Socialism is the opposite of these politics. Socialism is a people-centric ideology that knows that democracy and the active participation of the masses in shaping the structure of society is the key to a good society. Socialism demands that the masses take power for themselves, reclaim it from the few rich and powerful, and shape society based on the interests and needs of the common people, guided by their desire for justice, security, peace, humanity, and respect. Socialism places its trust in the wisdom and fairness of the whole, knowing that only through the democratic struggle of the common people will it be possible to build a society that serves the entire whole. Socialism does not send prayer letters or wish lists to capital or the political elite. Socialism stands for the awakening of the masses, organizes them for work, and takes power from the oppressors of the common people.
Socialism is the common people's answer to the oppression of capitalism. And Sósíalistaflokkur Íslands is the answer to the decline of the common people's tools of struggle. Just as workers rise up on May Day and renew their vow of active participation for the transformation of society, so too do members of Sósíalistaflokkurinn awaken on May Day and commemorate the founding meeting three years ago, where socialists from all sectors of society came together and decided to change politics in order to change society.

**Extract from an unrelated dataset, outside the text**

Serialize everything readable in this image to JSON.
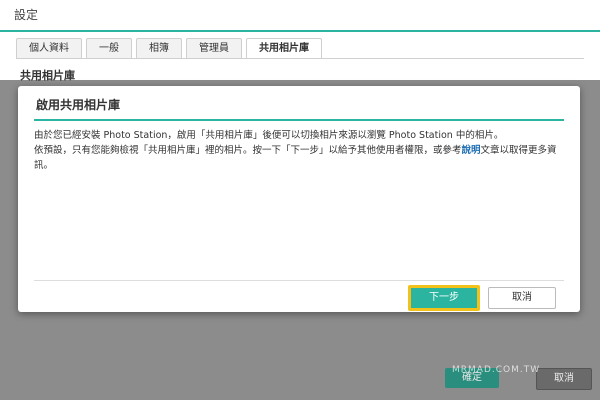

And now is the time. Faced with the coming crisis, it is revealed that only with full respect for the common people and society as a whole can we meet the coming onslaught. It is primarily the state, which derives its power from the democratic arena, that has the strength to respond, a strength it draws from our common funds. These funds are the property of all citizens equally, not funds that the few, rich, and powerful can draw upon. The future of society is built on the just utilization of the resources owned by the public – energy, nature, and fishing grounds – resources that are a prerequisite for a good society to emerge here after the crisis. If anyone wants to call for funds, they are primarily in the ownership of the pension funds of wage earners.
Thus, it is the common people who, in reality, possess the power, the strength, and the ability to face the crisis. And the crisis has revealed precisely this: that the power of the few is based on the inaction of the common people against the usurpation of power by their oppressors. Capitalists own nothing that the common people have not given them. As soon as the common people rise up, they will take power over their own society and throw capital out the door, along with those who have betrayed their mandate to the public and always sided with the few.
Honorable working class and all common people! May this May Day mark the beginning of the common people's power over their own society. Long live the revolution, long live socialism, and long live the struggle of the oppressed for justice.
This address was presented and approved at a meeting of the executive committee of Sósíalistaflokkur Íslands on May 1, 2020.